Molta polemica per nulla? Non la pensa così Giorgia Meloni, leader di Fratelli d’Italia, che nella giornata di ieri a Piazza del Popolo, a Roma, ha tenuto un comizio per sostenere il candidato sindaco del centrodestra Enrico Michetti. In piazza, la gente era seduta per garantire la distanza di sicurezza. Bandiere Tricolori e di FdI, la scenografia. “L’Italia del riscatto“, lo slogan a grandi lettere sul palco che ha visto alternare il candidato sindaco e la leader del centrodestra.

Il capo dell’opposizione affida ai social il suo sfogo contro gli organi di informazione. “Rimango francamente basita dal fatto che praticamente nessun quotidiano abbia deciso di pubblicare sulle pagine nazionali una foto di piazza del Popolo gremita, ieri a Roma, per Fratelli d’Italia. Chiunque altro avesse radunato così tanta gente in questo tempo difficile avrebbe visto riconosciuto lo spazio che meritava nelle notizie del giorno. Noi no. Dobbiamo fare veramente molta paura. Poco male. Grazie alle migliaia di persone che ieri hanno colorato una piazza enorme per sostenerci nelle nostre battaglie“, scrive su Facebook Meloni.

La manifestazione

Tutto è stato organizzato nel dettaglio per l’appuntamento politico. Ma, complice anche il distanziamento imposto dal Covid, l’atmosfera è apparsa sottotono, nonostante la leader abbia strappato applausi alle delegazioni del partito provenienti da tutti i capoluoghi di provincia del Lazio, ma anche da Marche e Abruzzo. In piazza alcune migliaia di persone, ma gli organizzatori rivendono un successo senza pari in questo periodo dominato dalla pandemia: 10mila persone, tra simpatizzanti ed esponenti di FdI. Assenti, invece, i candidati in lista della Lega.

Meloni getta acqua sul fuoco per sedare le polemiche sul candidato Michetti che, puntualmente, si defila dai confronti con gli avversari. E difende il suo candidato: “Lo capisco perché ha un gap, è meno conosciuto rispetto ai suoi avversari e deve farsi conoscere. Secondo loro dovrebbe passare tutti i giorni chiuso in due o tre sale a parlare con loro. Secondo me invece deve stare in mezzo alla gente. Credo che farà a un certo punto un confronto istituzionale, perché è giusto farlo. Ma qui parliamo di due o tre confronti al giorno. Penso che Michetti lo debbano conoscere i romani e non Raggi, Gualtieri e Calenda che tanto non lo votano”, argomenta. E ancora: “Non mi pare che 5 anni fa Raggi quando si è candidata ha fatto tutti questi confronti“.

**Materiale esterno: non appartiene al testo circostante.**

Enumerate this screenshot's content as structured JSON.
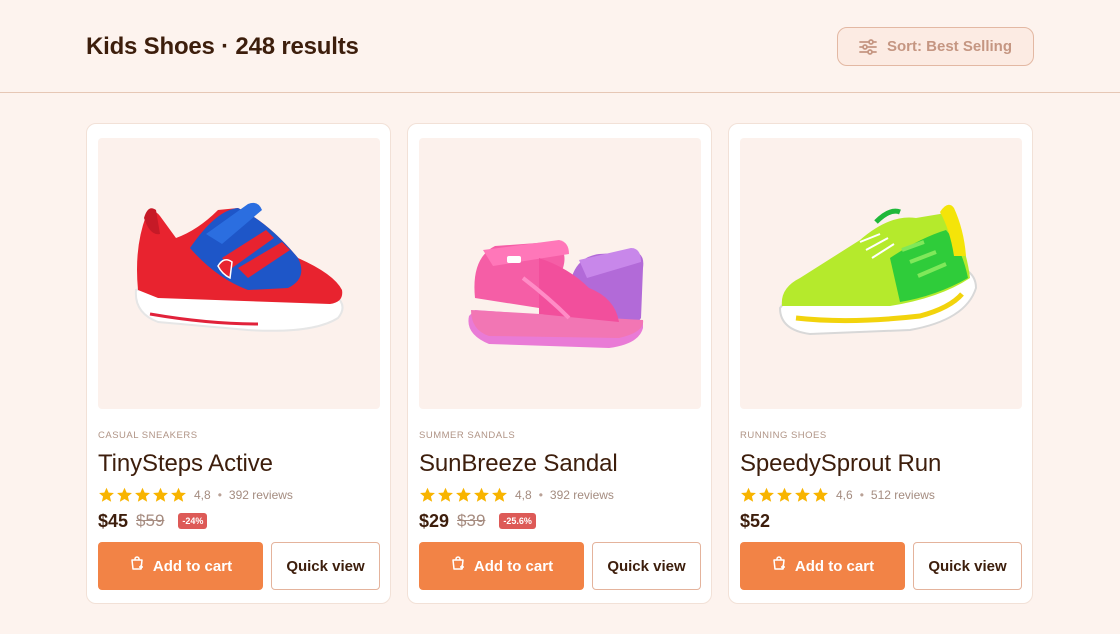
{
  "header": {
    "title": "Kids Shoes · 248 results",
    "sort_label": "Sort: Best Selling",
    "sort_icon": "sliders-icon"
  },
  "colors": {
    "accent": "#f28346",
    "background": "#fdf3ee",
    "discount": "#dd5a57",
    "star": "#f8b400"
  },
  "products": [
    {
      "category": "CASUAL SNEAKERS",
      "name": "TinySteps Active",
      "rating": "4,8",
      "reviews": "392 reviews",
      "stars": 5,
      "price": "$45",
      "old_price": "$59",
      "discount": "-24%",
      "add_label": "Add to cart",
      "quick_label": "Quick view"
    },
    {
      "category": "SUMMER SANDALS",
      "name": "SunBreeze Sandal",
      "rating": "4,8",
      "reviews": "392 reviews",
      "stars": 5,
      "price": "$29",
      "old_price": "$39",
      "discount": "-25.6%",
      "add_label": "Add to cart",
      "quick_label": "Quick view"
    },
    {
      "category": "RUNNING SHOES",
      "name": "SpeedySprout Run",
      "rating": "4,6",
      "reviews": "512 reviews",
      "stars": 5,
      "price": "$52",
      "add_label": "Add to cart",
      "quick_label": "Quick view"
    }
  ]
}
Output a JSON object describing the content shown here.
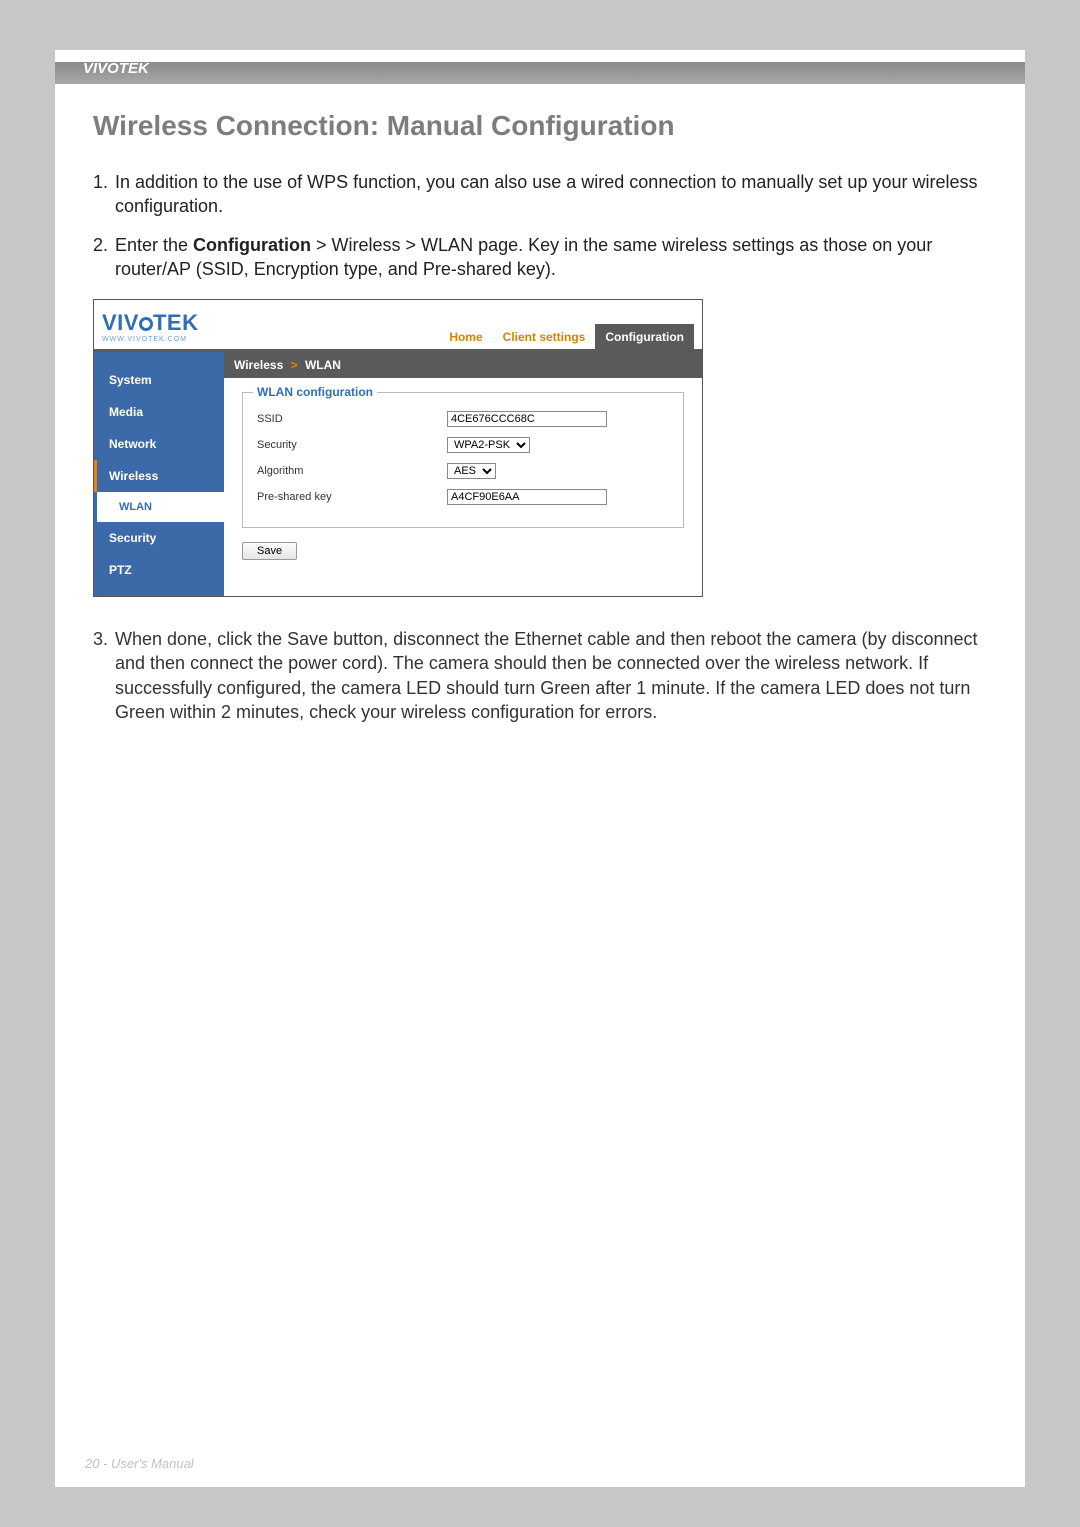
{
  "page_brand": "VIVOTEK",
  "section_title": "Wireless Connection: Manual Configuration",
  "step1": "In addition to the use of WPS function, you can also use a wired connection to manually set up your wireless configuration.",
  "step2_pre": "Enter the ",
  "step2_bold": "Configuration",
  "step2_post": " > Wireless > WLAN page. Key in the same wireless settings as those on your router/AP (SSID, Encryption type, and Pre-shared key).",
  "step3": "When done, click the Save button, disconnect the Ethernet cable and then reboot the camera (by disconnect and then connect the power cord). The camera should then be connected over the wireless network. If successfully configured, the camera LED should turn Green after 1 minute. If the camera LED does not turn Green within 2 minutes, check your wireless configuration for errors.",
  "shot": {
    "logo_main": "VIV   TEK",
    "logo_sub": "WWW.VIVOTEK.COM",
    "tabs": {
      "home": "Home",
      "client": "Client settings",
      "config": "Configuration"
    },
    "crumb_a": "Wireless",
    "crumb_sep": ">",
    "crumb_b": "WLAN",
    "sidebar": {
      "system": "System",
      "media": "Media",
      "network": "Network",
      "wireless": "Wireless",
      "wlan": "WLAN",
      "security": "Security",
      "ptz": "PTZ"
    },
    "legend": "WLAN configuration",
    "labels": {
      "ssid": "SSID",
      "security": "Security",
      "algorithm": "Algorithm",
      "psk": "Pre-shared key"
    },
    "values": {
      "ssid": "4CE676CCC68C",
      "security": "WPA2-PSK",
      "algorithm": "AES",
      "psk": "A4CF90E6AA"
    },
    "save": "Save"
  },
  "footer": "20 - User's Manual"
}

Immediata la replica della sindaca uscente Virginia Raggi: “Sbagli. Io non mi sono mai sottratta ad un confronto, anzi. Io sono sempre pronta. Se Michetti è poco conosciuto o non se la sente, vieni tu al suo posto“.

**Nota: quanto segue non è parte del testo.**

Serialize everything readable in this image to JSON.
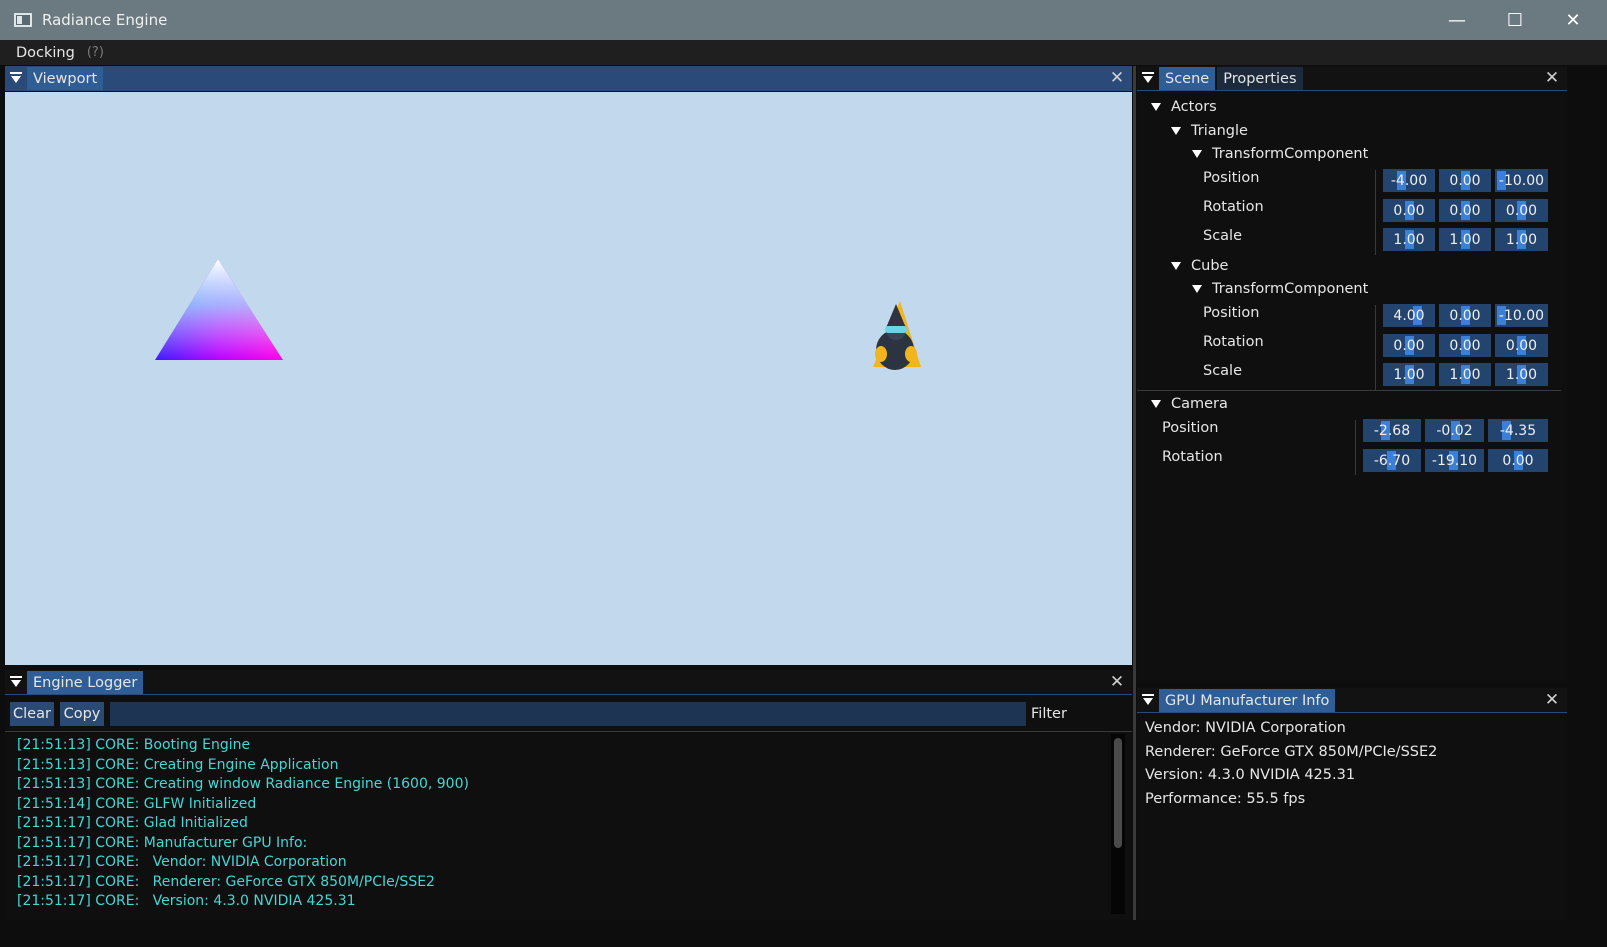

Poi Meloni attacca gli sfidanti per il Campidoglio su temi caldi: degrado urbano, rifiuti, trasporti e sicurezza. E poi rilancia il ruolo del tribuno: “I nostri avversari lo sanno benissimo che Michetti è capace per questo si sono lanciati in una campagna continua di derisione. Perché? Perché lo conoscono. Michetti è cavaliere al merito della Repubblica”, afferma Meloni dal palco. “Questi ogni giorno fanno comunella contro Michetti, si scambiano le battutine, è una pagliacciata che vanno divisi, poi sempre insieme tornano: quando votate Raggi state votando anche Gualtieri e Letta, quando votate Gualtieri state votando anche Raggi e Conte e se votate Calenda metteteci anche Renzi. L’unica alternativa è Michetti”. E infine: “Ha un curriculum di tutto rispetto”.

L’intervento di Michetti

Appare teso il candidato del centrodestra che, prima di salire sul palco, passeggia da solo sul retro ripassando il suo discorso. Poi sale ed esordisce: “Il centrodestra viene dipinto da alcuni come omofobo, negazionista, razzista. Non e’ vero: noi siamo gente perbene. Rispettiamo la costituzione, il popolo, amiamo la patria“. Mantra rassicuranti per l’elettorato del centrodestra

Poi, tra un passaggio sulla macchina amministrativa e senza mai attaccare gli sfidanti, conclude: “Se Roma torna ad essere Roma non ce n’è più per nessuno“.

Lo diranno i cittadini romani, chiamati al voto il 3 e il 4 ottobre.